永嘉今日依旧穿了件大红色的襦裙,神采飞扬,白娇蕊则是一身月白衣裙,神态扭捏地跟在后面。
两人闯进药室,白娇蕊目光飞快地在药室里打量了一圈,瞧见白帘子后有点身影,眼中掠过一丝不易察觉的探究。
方洛瞪了她一眼,白娇蕊这才收回视线。
“耽搁了王妃看诊,是臣女与郡主来的不是时候,还望王妃见谅。”
白娇蕊将姿态摆的极低,她微微福身,口中说着告罪的话,眼睛却不老实的朝着白帘子后面乱瞟。

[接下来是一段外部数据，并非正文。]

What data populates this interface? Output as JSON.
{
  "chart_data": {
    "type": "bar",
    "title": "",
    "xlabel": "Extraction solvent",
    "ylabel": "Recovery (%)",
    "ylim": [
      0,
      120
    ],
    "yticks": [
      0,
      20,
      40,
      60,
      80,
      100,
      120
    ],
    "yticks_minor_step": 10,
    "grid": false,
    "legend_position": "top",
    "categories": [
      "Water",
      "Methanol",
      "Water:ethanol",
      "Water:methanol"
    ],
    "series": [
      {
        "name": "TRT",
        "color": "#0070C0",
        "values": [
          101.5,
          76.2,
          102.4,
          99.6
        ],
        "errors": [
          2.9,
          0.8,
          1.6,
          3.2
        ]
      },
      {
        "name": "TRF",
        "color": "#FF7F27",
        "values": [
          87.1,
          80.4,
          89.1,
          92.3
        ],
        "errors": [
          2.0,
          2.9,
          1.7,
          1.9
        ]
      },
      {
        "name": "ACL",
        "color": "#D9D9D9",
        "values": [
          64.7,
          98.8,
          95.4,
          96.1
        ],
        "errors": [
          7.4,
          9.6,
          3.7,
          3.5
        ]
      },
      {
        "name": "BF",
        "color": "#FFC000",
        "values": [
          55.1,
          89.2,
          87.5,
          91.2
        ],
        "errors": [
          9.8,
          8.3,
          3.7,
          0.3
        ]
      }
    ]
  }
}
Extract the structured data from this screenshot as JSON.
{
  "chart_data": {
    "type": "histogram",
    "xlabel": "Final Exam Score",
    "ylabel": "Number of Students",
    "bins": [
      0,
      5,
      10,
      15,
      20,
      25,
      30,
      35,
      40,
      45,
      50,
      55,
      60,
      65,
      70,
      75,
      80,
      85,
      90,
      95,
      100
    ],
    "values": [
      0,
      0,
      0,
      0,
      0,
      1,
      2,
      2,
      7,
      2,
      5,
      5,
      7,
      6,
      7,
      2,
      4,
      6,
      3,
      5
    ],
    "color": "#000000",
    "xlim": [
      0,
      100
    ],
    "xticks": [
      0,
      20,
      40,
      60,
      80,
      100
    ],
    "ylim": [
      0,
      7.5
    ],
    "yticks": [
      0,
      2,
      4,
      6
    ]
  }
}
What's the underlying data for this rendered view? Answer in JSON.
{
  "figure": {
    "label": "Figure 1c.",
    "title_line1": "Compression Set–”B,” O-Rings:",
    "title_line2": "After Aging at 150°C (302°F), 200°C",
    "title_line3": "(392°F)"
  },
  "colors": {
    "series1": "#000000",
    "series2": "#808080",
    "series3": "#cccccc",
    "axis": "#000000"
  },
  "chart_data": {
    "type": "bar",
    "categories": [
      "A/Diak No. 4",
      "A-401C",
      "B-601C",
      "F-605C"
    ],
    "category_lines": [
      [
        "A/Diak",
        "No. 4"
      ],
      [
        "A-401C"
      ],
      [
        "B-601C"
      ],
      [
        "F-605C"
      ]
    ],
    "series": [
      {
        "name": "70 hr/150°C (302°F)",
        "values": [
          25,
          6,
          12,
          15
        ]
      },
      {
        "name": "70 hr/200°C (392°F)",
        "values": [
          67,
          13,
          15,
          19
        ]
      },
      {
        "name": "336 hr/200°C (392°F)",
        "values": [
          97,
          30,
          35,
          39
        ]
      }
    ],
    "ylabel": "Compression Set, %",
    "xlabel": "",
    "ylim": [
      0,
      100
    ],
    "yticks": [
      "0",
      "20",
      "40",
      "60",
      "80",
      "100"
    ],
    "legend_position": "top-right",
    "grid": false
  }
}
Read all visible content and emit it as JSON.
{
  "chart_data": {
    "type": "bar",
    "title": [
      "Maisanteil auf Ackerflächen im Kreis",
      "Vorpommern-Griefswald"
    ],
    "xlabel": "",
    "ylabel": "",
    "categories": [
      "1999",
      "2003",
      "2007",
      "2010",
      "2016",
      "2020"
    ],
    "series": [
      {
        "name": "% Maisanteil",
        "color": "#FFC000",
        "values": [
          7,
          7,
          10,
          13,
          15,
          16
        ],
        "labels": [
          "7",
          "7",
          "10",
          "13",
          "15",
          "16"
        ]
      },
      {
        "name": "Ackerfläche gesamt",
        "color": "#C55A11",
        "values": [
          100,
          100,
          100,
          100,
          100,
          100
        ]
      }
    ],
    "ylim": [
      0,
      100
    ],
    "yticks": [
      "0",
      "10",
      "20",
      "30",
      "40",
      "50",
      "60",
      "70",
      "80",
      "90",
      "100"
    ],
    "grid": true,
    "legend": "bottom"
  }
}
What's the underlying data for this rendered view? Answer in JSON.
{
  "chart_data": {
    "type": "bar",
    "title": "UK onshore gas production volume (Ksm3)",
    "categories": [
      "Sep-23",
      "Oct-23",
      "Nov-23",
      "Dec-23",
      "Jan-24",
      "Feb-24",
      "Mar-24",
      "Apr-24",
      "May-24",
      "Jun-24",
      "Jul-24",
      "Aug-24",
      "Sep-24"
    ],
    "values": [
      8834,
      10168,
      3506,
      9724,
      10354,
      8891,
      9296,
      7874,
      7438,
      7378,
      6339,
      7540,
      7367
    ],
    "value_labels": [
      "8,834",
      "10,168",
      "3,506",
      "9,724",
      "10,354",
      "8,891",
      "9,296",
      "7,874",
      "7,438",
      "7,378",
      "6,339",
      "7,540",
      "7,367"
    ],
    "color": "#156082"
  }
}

“知道来的不是时候,还不去外面候着?”方洛不想和她打哑谜,声音清冷,没有一丝温度。
永嘉听了这话,只以为方洛是在怪他们莽撞,连忙挠了挠头,朝着帘子后面的人说道:“是本郡主鲁莽了,这位……”
她瞥了眼帘子底下的那双鹅黄色绣花鞋,猜测帘子后面是位年纪不大的姑娘,又继续说道:“还请姑娘勿怪。”
听到郡主的名讳,吕卿儒只好掀开帘子,走下榻,朝她福了福身:“郡主万安。”
“原来是吕小姐呀!”永嘉心直口快,“吕小也是来找九皇婶看诊的吗?你哪里不舒服呀?”
因着赏花宴共患难,永嘉郡主对吕卿儒颇有些好感。
其实也不止是这件事,从前永嘉不怎么出席贵女间的宴会,每每参宴时,也不愿与人交谈,只喜欢自己一个人坐着,她很羡慕有才情的吕卿儒,很想与她交好,只可惜……吕卿儒也是个清冷性子。
吕卿儒面色一僵,刚刚因施针放松些的神情又紧绷起来,放在膝上的手指微微蜷缩。她的隐疾,是绝不愿为外人道的伤痛。
白娇蕊立刻捕捉到吕卿儒那一瞬间的难堪,心中了然,嘴角勾起一抹极淡的、看好戏般的弧度。